Sinatra e Ava brigavam muito, o tempo todo, como cão e gato. Ela morreu anos antes dele e, com sua morte, ele morreu um pouco, antes de morrer por completo no ano de 1998.
Como todas as histórias de amor, a história de Frank e Ava não poderia ser diferente e poderia ter ocupado páginas de folhetos de cordel. Mas isso não aconteceu. A história dos dois, Frank e Ava, ganhou páginas de volumosos livros biográficos, como esse do repórter Zehme.
A história da literatura de cordel é antiga, muito antiga. Confunde-se com o trovadorismo português do Século 12.
Os primeiros folhetos, ou algo parecido, chegaram ao Brasil no século 16. E chegaram com autorização do rei D. João V (1689/1750). Sabe-se disso através de documentos encontráveis na Torre do Tombo, a mais importante biblioteca de Portugal. Estive lá.
O berço do que chamamos “literatura de cordel” é, mesmo, português. Já o repentismo, bom, essa é outra história.
As histórias contidas nos folhetos são, naturalmente, histórias que passam de boca em boca desde sempre.

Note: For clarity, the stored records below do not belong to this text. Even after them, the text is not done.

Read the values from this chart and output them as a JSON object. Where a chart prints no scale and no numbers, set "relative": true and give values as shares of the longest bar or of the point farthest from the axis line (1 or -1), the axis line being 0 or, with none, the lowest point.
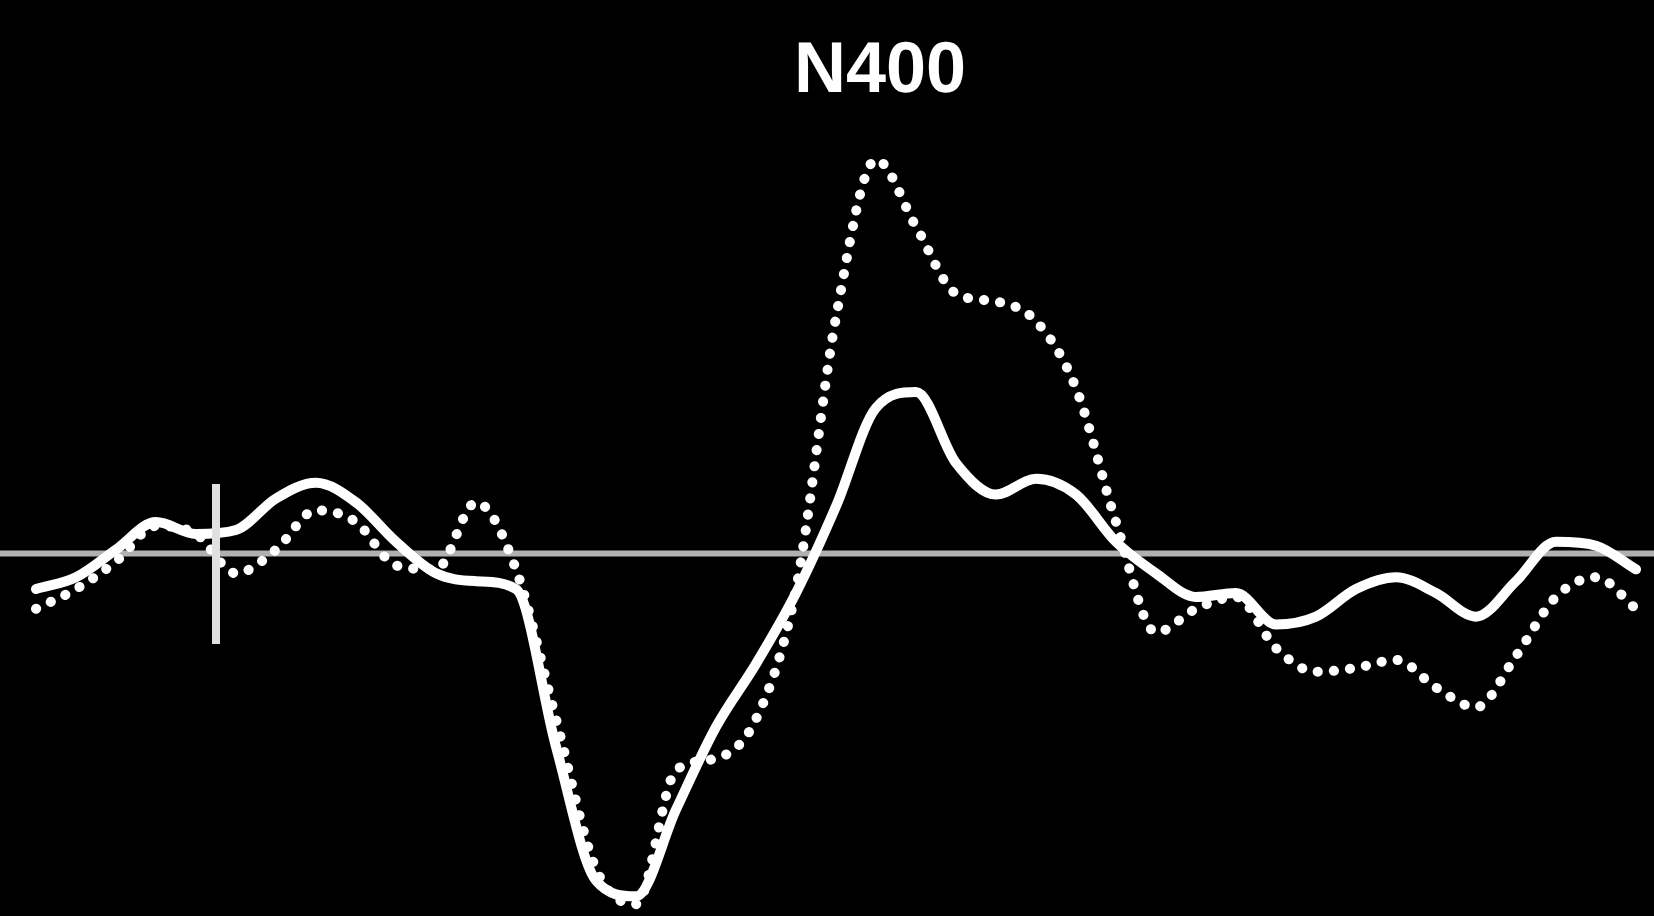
{
  "chart_data": {
    "type": "line",
    "title": "N400",
    "relative": true,
    "marker": "none",
    "categories": [
      null,
      null,
      null,
      null,
      null,
      null,
      null,
      null,
      null,
      null,
      null,
      null,
      null,
      null,
      null,
      null,
      null,
      null,
      null,
      null,
      null,
      null,
      null,
      null,
      null,
      null,
      null,
      null,
      null,
      null,
      null,
      null,
      null,
      null,
      null,
      null,
      null,
      null,
      null,
      null,
      null
    ],
    "series": [
      {
        "color": "#ffffff",
        "line_style": "solid",
        "values": [
          -0.09,
          -0.06,
          0.01,
          0.08,
          0.05,
          0.06,
          0.14,
          0.18,
          0.13,
          0.03,
          -0.05,
          -0.07,
          -0.09,
          -0.49,
          -0.83,
          -0.87,
          -0.65,
          -0.44,
          -0.28,
          -0.1,
          0.12,
          0.37,
          0.41,
          0.23,
          0.15,
          0.19,
          0.15,
          0.03,
          -0.05,
          -0.11,
          -0.1,
          -0.18,
          -0.16,
          -0.09,
          -0.06,
          -0.1,
          -0.16,
          -0.07,
          0.03,
          0.02,
          -0.04
        ]
      },
      {
        "color": "#ffffff",
        "line_style": "dotted",
        "values": [
          -0.14,
          -0.09,
          -0.02,
          0.07,
          0.05,
          -0.05,
          0.01,
          0.11,
          0.08,
          -0.03,
          -0.04,
          0.13,
          -0.04,
          -0.42,
          -0.8,
          -0.89,
          -0.55,
          -0.52,
          -0.42,
          -0.09,
          0.6,
          1,
          0.83,
          0.66,
          0.64,
          0.59,
          0.42,
          0.08,
          -0.2,
          -0.14,
          -0.11,
          -0.24,
          -0.3,
          -0.29,
          -0.27,
          -0.34,
          -0.39,
          -0.26,
          -0.11,
          -0.06,
          -0.14
        ]
      }
    ]
  }
}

E aqui falamos de oralidade.
Os africanos tornados escravos trouxeram muitas histórias de antepassados, no Brasil passadas adiante por eles mesmos.
Silvino Pirauá e Leandro Gomes de Barros, paraibanos, foram os poetas pioneiros da literatura de cordel em nosso País, com um detalhe: Pirauá foi, também, poeta repentista que desenvolvia histórias ao som de instrumento de cordas ou pandeiro.
Pirauá deixou de herança poucos folhetos, ao contrário de Leandro. Leandro Gomes de Barros nasceu em 1865 e morreu em 1918.
Até hoje ninguém sabe ao certo quantos folhetos Leandro escreveu, mas seguramente passa de 400 o número de histórias em verso que escreveu, editou, publicou, e ele mesmo vendeu, pessoalmente ou em pontos de venda, na Paraíba e em Pernambuco.
Leandro escreveu sobre tudo: carestia, política, amor, crime...
Ele não deixou passar em branco a passagem do Cometa Halley que assustou o mundo todo, em 1910.
Elomar Figueira Mello, a exemplo de Leandro Gomes de Barros, também fez sua versão da história da donzela Teodora.